やがて静寂が戻ったとき、そこには羅針盤を持った男と、消えたあやかしの気配だけが残っていた。店内の空気も、どこか澄んだものに変わっている。

「無事で何より。さて……帰りますか」

男は羅針盤を指先でもてあそびながら微笑んだ。

「あ、あんたは一体……」

「あやかし退治の仕事をしている」

「どうして……ここに?」

男は羅針盤をこちらに掲げて笑みを作った。

「これがあれば、まぁ、場所はわかるわけ。人が手にするとその人の力を吸って動く。落ちているだけじゃ、さすがの俺にも見つけられなかったわけ。だから感謝してるんだよ。そんなことよりも、そろそろ元の世界に戻ろうか。こちら側はいるだけで危険だ」

しかし俺はうまく立ち上がれない。ふらふらとよろけてまた座り込んでしまう。

「すまないね。どうやらこいつが精力を吸い尽くしちゃったみたいだ」

男が手を貸してくれる。

それから男が羅針盤の蓋をパチンと閉じると、目の前の空間がゆらぎ――気づけば、俺は最初に扉を開けた路地の前に一人で座り込んでいた。
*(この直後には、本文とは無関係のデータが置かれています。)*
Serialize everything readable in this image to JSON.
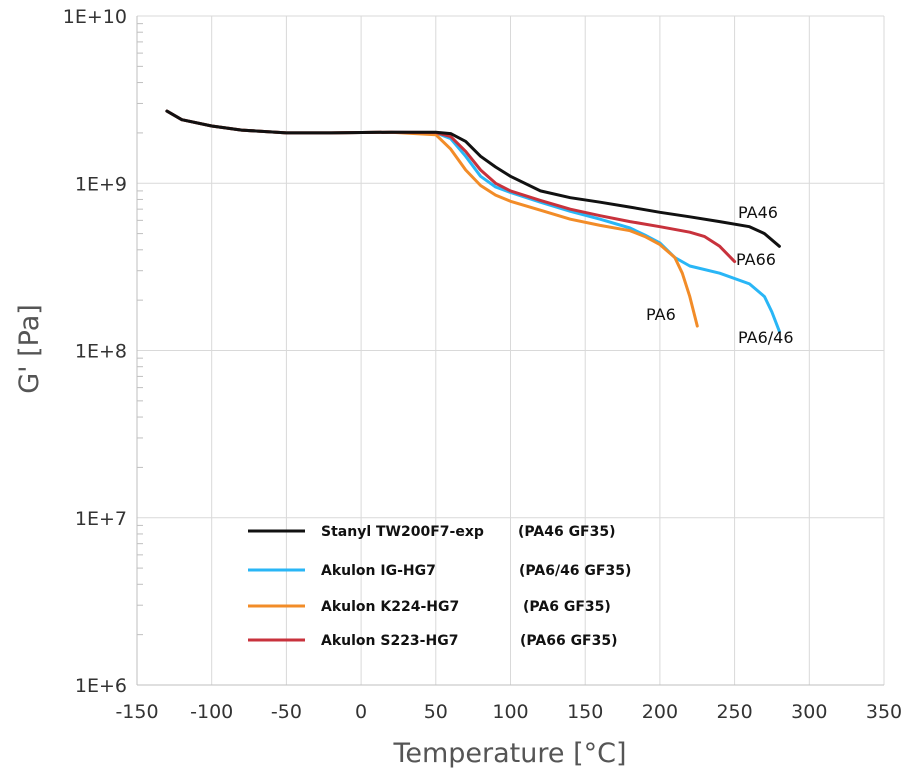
{
  "chart_data": {
    "type": "line",
    "title": "",
    "xlabel": "Temperature [°C]",
    "ylabel": "G' [Pa]",
    "xlim": [
      -150,
      350
    ],
    "ylim": [
      1000000,
      10000000000
    ],
    "yscale": "log",
    "grid": true,
    "legend_position": "bottom-left",
    "x_ticks": [
      "-150",
      "-100",
      "-50",
      "0",
      "50",
      "100",
      "150",
      "200",
      "250",
      "300",
      "350"
    ],
    "y_ticks": [
      "1E+6",
      "1E+7",
      "1E+8",
      "1E+9",
      "1E+10"
    ],
    "series": [
      {
        "name": "Stanyl TW200F7-exp",
        "legend_note": "(PA46 GF35)",
        "label": "PA46",
        "color": "#111111",
        "points": [
          [
            -130,
            2700000000
          ],
          [
            -120,
            2400000000
          ],
          [
            -100,
            2200000000
          ],
          [
            -80,
            2080000000
          ],
          [
            -50,
            2000000000
          ],
          [
            -20,
            2000000000
          ],
          [
            20,
            2020000000
          ],
          [
            50,
            2020000000
          ],
          [
            60,
            1980000000
          ],
          [
            70,
            1780000000
          ],
          [
            80,
            1450000000
          ],
          [
            90,
            1250000000
          ],
          [
            100,
            1100000000
          ],
          [
            120,
            900000000
          ],
          [
            140,
            820000000
          ],
          [
            160,
            770000000
          ],
          [
            180,
            720000000
          ],
          [
            200,
            670000000
          ],
          [
            220,
            630000000
          ],
          [
            240,
            590000000
          ],
          [
            260,
            550000000
          ],
          [
            270,
            500000000
          ],
          [
            280,
            420000000
          ]
        ]
      },
      {
        "name": "Akulon IG-HG7",
        "legend_note": "(PA6/46 GF35)",
        "label": "PA6/46",
        "color": "#29b6f6",
        "points": [
          [
            -130,
            2700000000
          ],
          [
            -120,
            2400000000
          ],
          [
            -100,
            2200000000
          ],
          [
            -80,
            2080000000
          ],
          [
            -50,
            2000000000
          ],
          [
            -20,
            2000000000
          ],
          [
            20,
            2020000000
          ],
          [
            50,
            2000000000
          ],
          [
            60,
            1850000000
          ],
          [
            70,
            1450000000
          ],
          [
            80,
            1100000000
          ],
          [
            90,
            950000000
          ],
          [
            100,
            880000000
          ],
          [
            120,
            770000000
          ],
          [
            140,
            680000000
          ],
          [
            160,
            610000000
          ],
          [
            180,
            540000000
          ],
          [
            190,
            490000000
          ],
          [
            200,
            440000000
          ],
          [
            210,
            360000000
          ],
          [
            220,
            320000000
          ],
          [
            240,
            290000000
          ],
          [
            260,
            250000000
          ],
          [
            270,
            210000000
          ],
          [
            275,
            170000000
          ],
          [
            280,
            130000000
          ]
        ]
      },
      {
        "name": "Akulon K224-HG7",
        "legend_note": "(PA6 GF35)",
        "label": "PA6",
        "color": "#f28c28",
        "points": [
          [
            -130,
            2700000000
          ],
          [
            -120,
            2400000000
          ],
          [
            -100,
            2200000000
          ],
          [
            -80,
            2080000000
          ],
          [
            -50,
            2000000000
          ],
          [
            -20,
            2000000000
          ],
          [
            20,
            2020000000
          ],
          [
            50,
            1950000000
          ],
          [
            60,
            1600000000
          ],
          [
            70,
            1200000000
          ],
          [
            80,
            970000000
          ],
          [
            90,
            850000000
          ],
          [
            100,
            780000000
          ],
          [
            120,
            690000000
          ],
          [
            140,
            610000000
          ],
          [
            160,
            560000000
          ],
          [
            180,
            520000000
          ],
          [
            190,
            480000000
          ],
          [
            200,
            430000000
          ],
          [
            210,
            360000000
          ],
          [
            215,
            290000000
          ],
          [
            220,
            210000000
          ],
          [
            225,
            140000000
          ]
        ]
      },
      {
        "name": "Akulon S223-HG7",
        "legend_note": "(PA66 GF35)",
        "label": "PA66",
        "color": "#c8323c",
        "points": [
          [
            -130,
            2700000000
          ],
          [
            -120,
            2400000000
          ],
          [
            -100,
            2200000000
          ],
          [
            -80,
            2080000000
          ],
          [
            -50,
            2000000000
          ],
          [
            -20,
            2000000000
          ],
          [
            20,
            2020000000
          ],
          [
            50,
            2010000000
          ],
          [
            60,
            1900000000
          ],
          [
            70,
            1550000000
          ],
          [
            80,
            1200000000
          ],
          [
            90,
            1000000000
          ],
          [
            100,
            900000000
          ],
          [
            120,
            790000000
          ],
          [
            140,
            700000000
          ],
          [
            160,
            640000000
          ],
          [
            180,
            590000000
          ],
          [
            200,
            550000000
          ],
          [
            220,
            510000000
          ],
          [
            230,
            480000000
          ],
          [
            240,
            420000000
          ],
          [
            250,
            340000000
          ]
        ]
      }
    ]
  }
}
あの男の姿はない。全部が夢だったのかと思ったが、本当に立ち上がることができない。仕方なく長い時間をかけてマンションまで這って帰った。

その週の土曜日のことだ。

インターホンが鳴り、出てみると、そこにあの男がいた。

「今日、隣に越してきました」

呆然と立ち尽くしている俺に、素知らぬ顔で菓子折りのようなものを差し出す。

「お互い夜道には気をつけましょう」

男は不敵に笑って手を振り、隣の部屋に入っていった。